Perhaps one of the questions most people ask is what is the relationship between castration and incidents or accidents involving dogs. In the last 13 years there were 88 deaths from fatal accidents involving dogs and half of them in the last 5 years.
So, obviously Argentina has an underlying problem with the dog on the loose, and that is what castration is related to. The dog is loose because there is an unwanted procreation and that unwanted procreation has to do with:
First, a cultural issue. A lot of people don't want to castrate the male dog.
It's only 5%. In national, provincial and municipal programs throughout the country, 5% of its animals are only males and 95% are females because it has to do with machismo. The testicles are jewels of the family in Latin American homes, those of the dog too.
So the first thing is to realize that castration prevents unwanted procreation.
Second, an attitudinal change
Dogs don't walk alone.

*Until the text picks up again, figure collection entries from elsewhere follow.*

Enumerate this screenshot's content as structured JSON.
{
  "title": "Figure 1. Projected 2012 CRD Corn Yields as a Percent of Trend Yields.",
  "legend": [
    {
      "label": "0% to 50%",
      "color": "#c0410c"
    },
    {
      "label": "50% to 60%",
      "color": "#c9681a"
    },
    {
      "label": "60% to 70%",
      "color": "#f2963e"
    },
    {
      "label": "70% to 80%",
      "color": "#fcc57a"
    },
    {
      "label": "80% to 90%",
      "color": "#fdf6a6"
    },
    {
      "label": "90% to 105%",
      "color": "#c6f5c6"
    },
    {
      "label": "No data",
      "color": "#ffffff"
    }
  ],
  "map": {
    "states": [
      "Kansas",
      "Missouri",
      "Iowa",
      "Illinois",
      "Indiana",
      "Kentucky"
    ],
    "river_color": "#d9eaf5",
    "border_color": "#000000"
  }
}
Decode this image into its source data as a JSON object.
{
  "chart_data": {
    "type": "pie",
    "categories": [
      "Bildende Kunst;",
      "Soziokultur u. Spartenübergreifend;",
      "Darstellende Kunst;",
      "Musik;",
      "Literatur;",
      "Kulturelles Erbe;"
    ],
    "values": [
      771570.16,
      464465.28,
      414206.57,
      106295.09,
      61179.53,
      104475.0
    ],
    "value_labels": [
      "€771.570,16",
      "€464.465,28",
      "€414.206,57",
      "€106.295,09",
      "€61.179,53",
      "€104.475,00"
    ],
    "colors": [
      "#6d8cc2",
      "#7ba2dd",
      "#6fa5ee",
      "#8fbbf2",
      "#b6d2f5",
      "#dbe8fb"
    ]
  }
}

They walk with the guardian, with us with a collar and a leash and a bag to collect the fecal matter, because the fecal matter belongs to the dog when it is inside the dog and belongs to the guardian's responsibility when the dog leaves.
So all this has to be complemented by a change of attitude, culture, but also of the municipal government of the day, the Provincial Government, the National Government that supports mass, free, systematic castration, carried out absolutely permanently over time and not as if it were a conduct spasmodic.
Mass castration, education for attitudinal change, will prevent the 88 deaths we had that there were no number 89.
*Prof. Dr. Juan Enrique Romero @drromerook is a veterinary physician. Specialist in University Education. Master's Degree in Psychoimmunoneuroendocrinology. Former Director of the Small Animal School Hospital (UNLPAM). University Professor at several Argentine universities. International lecturer.